Die Baugenehmigung für Ihre Lagerhalle ist erteilt, doch nun klagt ein Nachbar dagegen. Warum Sie trotzdem bauen dürfen, zeigt ein aktuelles Urteil des Verwaltungsgerichts Mainz.

Hintergrund

Ein Eigenheimbesitzer klagte gegen die erteilte Baugenehmigung eines Landwirts für den Bau einer landwirtschaftlichen Geräte- und Lagerhalle auf einer Außenbereichsfläche. Er begründete seine Klage damit, das Bauvorhaben sei in der Größe (38 m x 50 m Grundfläche) und an diesem Standort nicht notwendig. Von dem Gebäude ginge eine erdrückende Wirkung auf sein Grundstück aus und bei einer landwirtschaftlichen Nutzung seien Staub, Lärm und Gerüche zu erwarten. Des Weiteren könne es bei einer Eindeckung mit Photovoltaikpaneelen zu Blendwirkungen kommen.

Warum der Landwirt trotzdem bauen darf

Der Fall landete beim Verwaltungsgericht Mainz. Die Richter wiesen die Klage ab. Es sei anzunehmen, dass der Eigenheimbesitzer durch das Gebäude keinen unzumutbaren Belastungen ausgesetzt würde (Urteil vom 11.07.2018, 3 K 1025/17). Die Entfernung von 23 Metern zwischen seinem Wohngrundstück und dem Bauvorhaben sei wesentlich größer als der gesetzlich notwendige Abstand. In einem Wohngebiet ließe sich ein vergleichbar großes Mehrfamilienhaus in einem deutlich geringeren Abstand bauen.

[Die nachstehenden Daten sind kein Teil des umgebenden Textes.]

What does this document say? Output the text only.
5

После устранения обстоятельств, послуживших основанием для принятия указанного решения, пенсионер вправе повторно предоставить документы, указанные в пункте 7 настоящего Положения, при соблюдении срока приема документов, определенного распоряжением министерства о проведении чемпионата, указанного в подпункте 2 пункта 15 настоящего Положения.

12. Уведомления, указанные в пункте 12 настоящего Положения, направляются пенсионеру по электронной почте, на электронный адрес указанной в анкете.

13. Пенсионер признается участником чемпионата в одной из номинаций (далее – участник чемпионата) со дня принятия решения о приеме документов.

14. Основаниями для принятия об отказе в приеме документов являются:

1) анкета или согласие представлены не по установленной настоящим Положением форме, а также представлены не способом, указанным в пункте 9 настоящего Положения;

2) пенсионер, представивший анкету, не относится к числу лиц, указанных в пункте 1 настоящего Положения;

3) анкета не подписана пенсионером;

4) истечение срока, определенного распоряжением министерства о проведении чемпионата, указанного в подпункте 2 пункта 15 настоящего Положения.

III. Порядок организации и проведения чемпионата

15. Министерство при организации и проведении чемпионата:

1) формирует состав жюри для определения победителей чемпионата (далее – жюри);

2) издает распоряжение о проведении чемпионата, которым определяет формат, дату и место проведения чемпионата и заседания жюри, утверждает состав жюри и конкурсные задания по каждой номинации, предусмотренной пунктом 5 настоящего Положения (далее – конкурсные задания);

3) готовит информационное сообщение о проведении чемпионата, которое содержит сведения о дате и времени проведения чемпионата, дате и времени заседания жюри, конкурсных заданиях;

Außerdem sei nicht mit unzumutbaren Immissionen zu rechnen. Besitzt ein Eigentümer ein Grundstück am Ortsrand, müsse er darüber hinaus stärkere Immissionen hinnehmen als in einem reinen Wohngebiet. Da die Ausstattung der Halle mit Photovoltaikpaneelen nicht Teil der Baugenehmigung sei, könne sie insoweit nicht fehlerhaft sein.

Praxishinweis

„Zu beachten ist jedoch, dass es sich hierbei um eine Einzelfallentscheidung handelt“, sagt Rainer Priglmeier, Unternehmensberater bei Ecovis in Dingolfing.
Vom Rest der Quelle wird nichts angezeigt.